4°) de mettre à la charge de la commune de Toulouse la somme de 2 500 euros en application des dispositions de l'article L. 761-1 du code de justice administrative.
Elle soutient que :
- l'arrêté litigieux est entaché de vices de procédure au regard des dispositions combinées de l'article 5 alinéa 2 du décret du 4 novembre 1992 fixant les dispositions communes applicables aux fonctionnaires stagiaires de la fonction publique territoriale et de l'article 35 du décret du 17 avril 1989 relatif aux commissions administratives paritaires des collectivités territoriales et de leurs établissements publics, dès lors qu'il n'est pas établi que les membres de la commission administrative paritaire ont reçu toutes pièces et documents utiles leur permettant de donner un avis éclairé sur les circonstances de l'espèce ; Mme B, représentante du personnel ayant siégé à cette commission, n'a pas été rendue destinataire du courriel du 8 novembre 2017 relatif à la mise en ligne des dossiers sur le site collaboratif ;
- l'arrêté litigieux méconnaît les dispositions combinées de l'article 1er du décret du 4 novembre 1992 précité et des articles 3 et 4 du décret du 15 mai 2007 relatif au cadre d'emplois des adjoints techniques territoriaux des établissements d'enseignement, dès lors qu'elle a été nommée dans le cadre d'emplois des adjoints techniques territoriaux régi par les dispositions du décret du 22 décembre 2006, alors que les missions qui lui ont été confiées relevaient du cadre d'emplois des adjoints techniques territoriaux des établissements d'enseignement, et qu'il s'ensuit que sa manière de servir n'a pu être correctement appréciée ;
- elle n'a pas été mise en mesure d'accomplir son stage dans des conditions normales dès lors qu'affectée au sein de l'équipe volante des adjoints techniques rattachée à la direction de l'éducation de la commune de Toulouse, elle n'a jamais été destinataire d'un emploi du temps lui permettant d'avoir connaissance de son cycle de travail, tenant compte des temps de trajet d'un établissement scolaire à un autre ; elle n'a bénéficié d'aucun accompagnement ; elle n'a pu bénéficier de la formation d'intégration que du 4 au 10 octobre 2017 et d'une formation de 7 heures sur les bonnes pratiques d'hygiène que le 24 octobre 2017, et que ses formations n'ont pas été suivies en temps utiles dans la mesure où sa première évaluation sur sa manière de servir a été effectuée au mois de mai 2017 ; elle n'a pas non plus bénéficié de la formation de professionnalisation, ni de la formation en communication verbale et non verbale qui lui avait été suggérée par sa hiérarchie ;
- l'arrêté litigieux est entaché d'inexactitude matérielle des faits et d'erreur manifeste d'appréciation, dès lors que son licenciement pour insuffisance professionnelle n'était pas justifié.

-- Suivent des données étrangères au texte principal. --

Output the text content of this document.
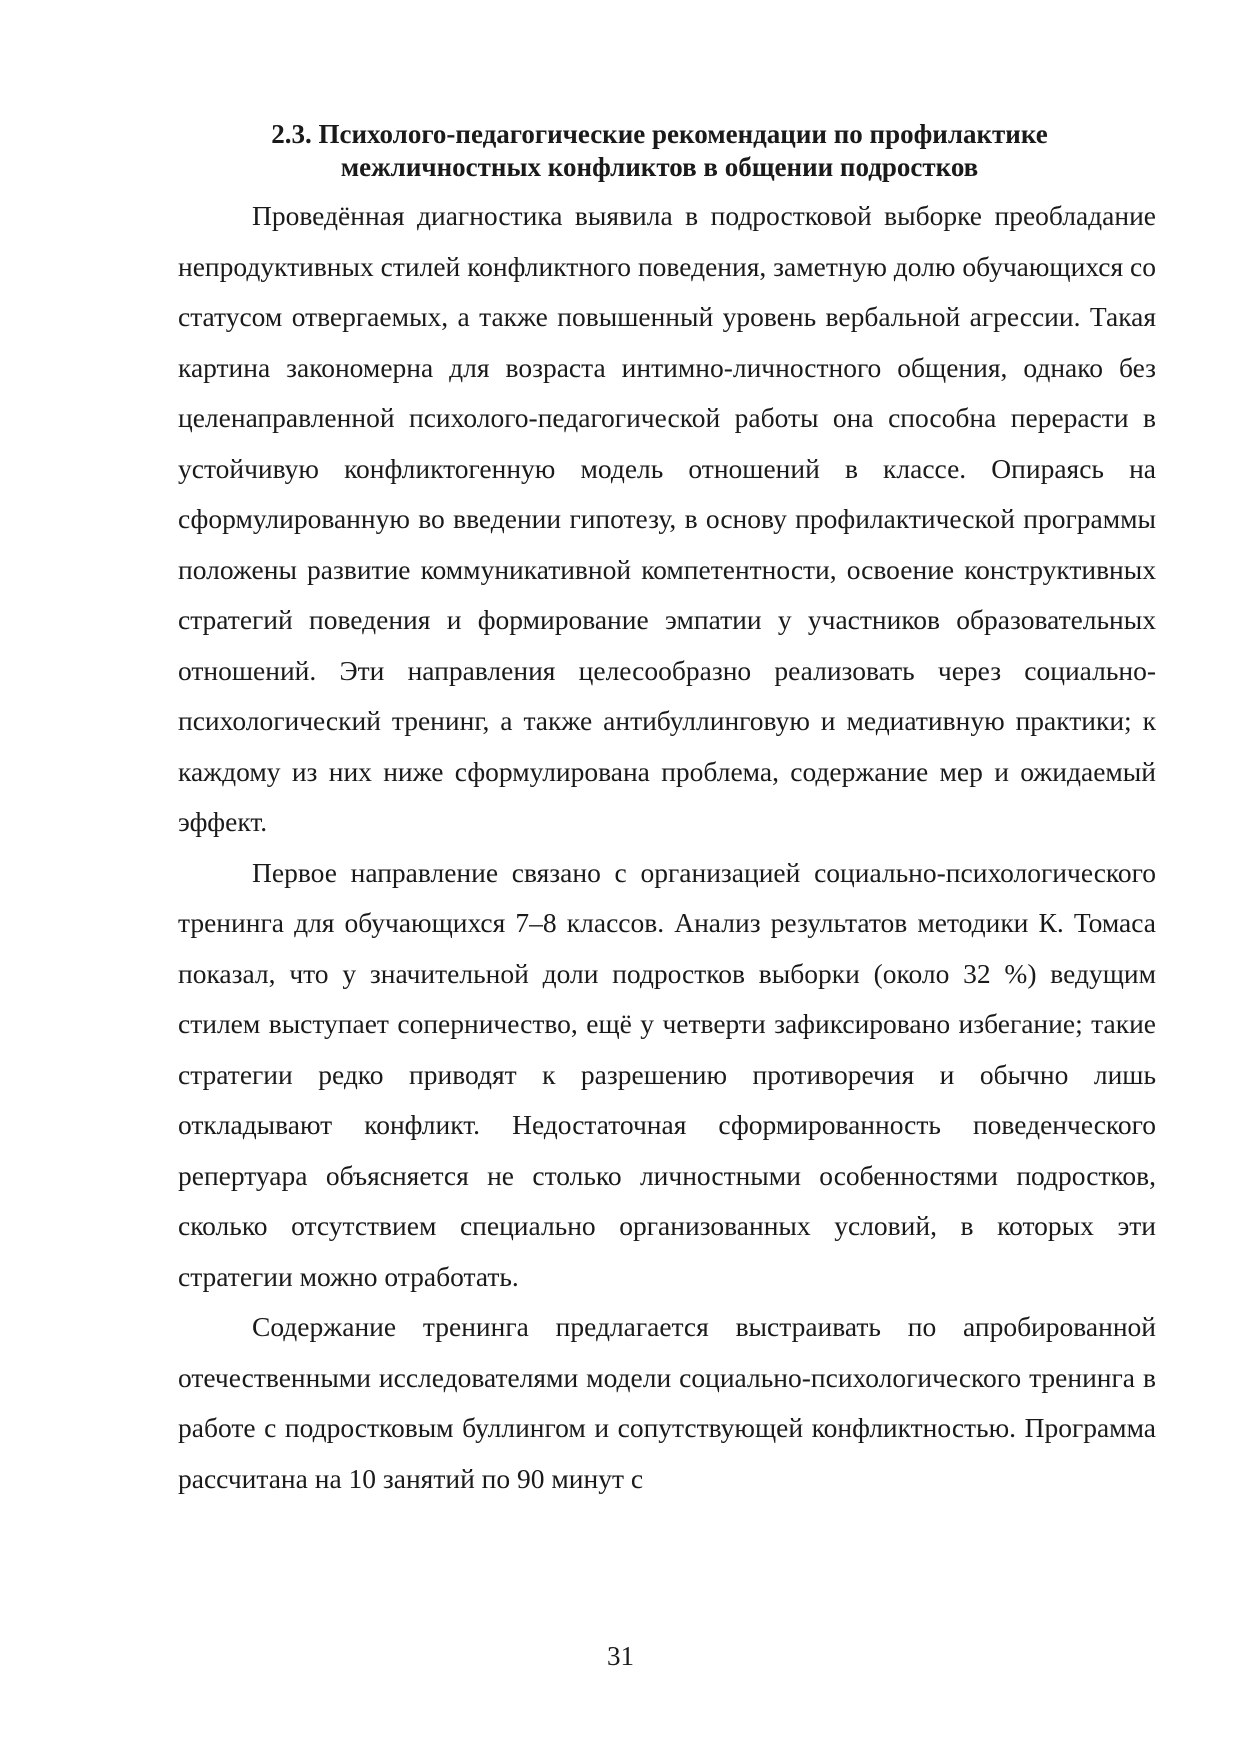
2.3. Психолого-педагогические рекомендации по профилактике
межличностных конфликтов в общении подростков

Проведённая диагностика выявила в подростковой выборке преобладание непродуктивных стилей конфликтного поведения, заметную долю обучающихся со статусом отвергаемых, а также повышенный уровень вербальной агрессии. Такая картина закономерна для возраста интимно-личностного общения, однако без целенаправленной психолого-педагогической работы она способна перерасти в устойчивую конфликтогенную модель отношений в классе. Опираясь на сформулированную во введении гипотезу, в основу профилактической программы положены развитие коммуникативной компетентности, освоение конструктивных стратегий поведения и формирование эмпатии у участников образовательных отношений. Эти направления целесообразно реализовать через социально-психологический тренинг, а также антибуллинговую и медиативную практики; к каждому из них ниже сформулирована проблема, содержание мер и ожидаемый эффект.

Первое направление связано с организацией социально-психологического тренинга для обучающихся 7–8 классов. Анализ результатов методики К. Томаса показал, что у значительной доли подростков выборки (около 32 %) ведущим стилем выступает соперничество, ещё у четверти зафиксировано избегание; такие стратегии редко приводят к разрешению противоречия и обычно лишь откладывают конфликт. Недостаточная сформированность поведенческого репертуара объясняется не столько личностными особенностями подростков, сколько отсутствием специально организованных условий, в которых эти стратегии можно отработать.

Содержание тренинга предлагается выстраивать по апробированной отечественными исследователями модели социально-психологического тренинга в работе с подростковым буллингом и сопутствующей конфликтностью. Программа рассчитана на 10 занятий по 90 минут с

31
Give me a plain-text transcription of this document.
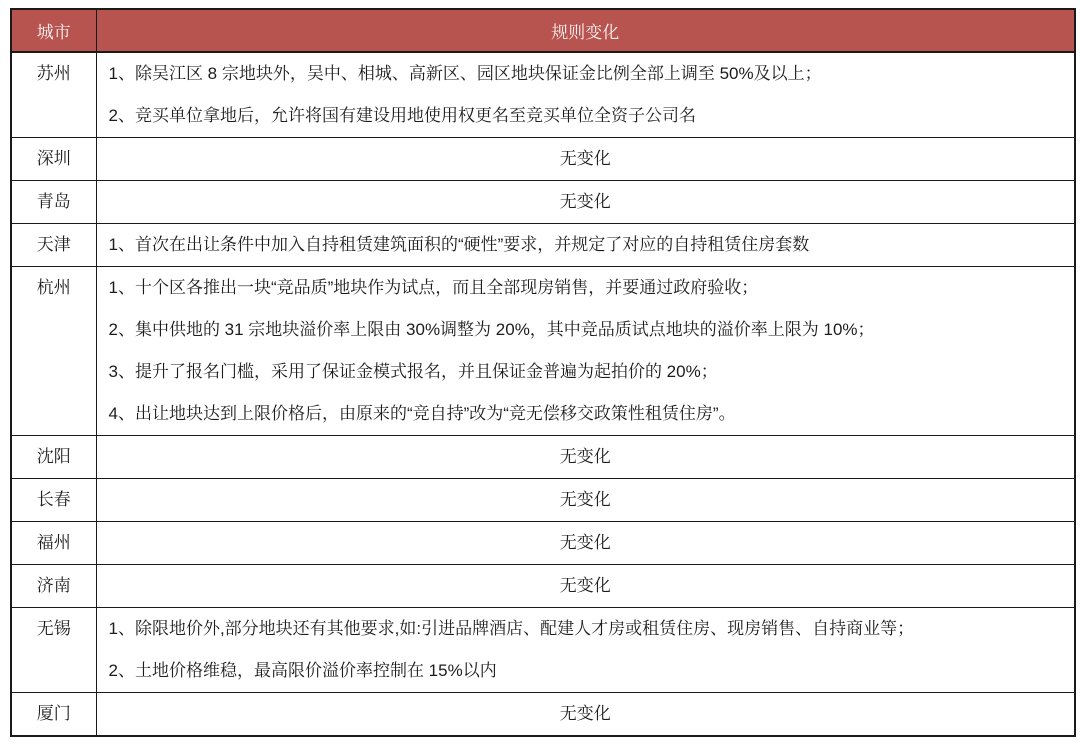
城市	规则变化
苏州	1、除吴江区 8 宗地块外，吴中、相城、高新区、园区地块保证金比例全部上调至 50%及以上；

2、竞买单位拿地后，允许将国有建设用地使用权更名至竞买单位全资子公司名

深圳	无变化

青岛	无变化

天津	1、首次在出让条件中加入自持租赁建筑面积的“硬性”要求，并规定了对应的自持租赁住房套数

杭州	1、十个区各推出一块“竞品质”地块作为试点，而且全部现房销售，并要通过政府验收；

2、集中供地的 31 宗地块溢价率上限由 30%调整为 20%，其中竞品质试点地块的溢价率上限为 10%；

3、提升了报名门槛，采用了保证金模式报名，并且保证金普遍为起拍价的 20%；

4、出让地块达到上限价格后，由原来的“竞自持”改为“竞无偿移交政策性租赁住房”。

沈阳	无变化

长春	无变化

福州	无变化

济南	无变化

无锡	1、除限地价外,部分地块还有其他要求,如:引进品牌酒店、配建人才房或租赁住房、现房销售、自持商业等；

2、土地价格维稳，最高限价溢价率控制在 15%以内

厦门	无变化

Par un mémoire en défense, enregistré le 28 avril 2020, la commune de Toulouse, représentée par Me Lonqueue, conclut au rejet de la requête de Mme D et à ce qu'il soit mis à la charge de cette dernière la somme de 3 000 euros en application des dispositions de l'article L. 761-1 du code de justice administrative.
Elle fait valoir que :
- le moyen tiré de ce que Mme D a exercé des missions en milieu scolaire qui ne correspondaient pas au cadre d'emplois des adjoints techniques territoriaux est inopérant ;
- les autres moyens soulevés ne sont pas fondés.
Vu les autres pièces du dossier.
Vu :
- la loi n° 83-634 du 13 juillet 1983 ;
- la loi n° 84-53 du 26 janvier 1984 ;
- le décret n° 89-229 du 17 avril 1989 ;
- le décret n° 92-1194 du 4 novembre 1992 ;
- le décret n° 2006-1691 du 22 décembre 2006
- le décret n° 2007-913 du 15 mai 2007 ;
- le code de justice administrative.
Les parties ont été régulièrement averties du jour de l'audience.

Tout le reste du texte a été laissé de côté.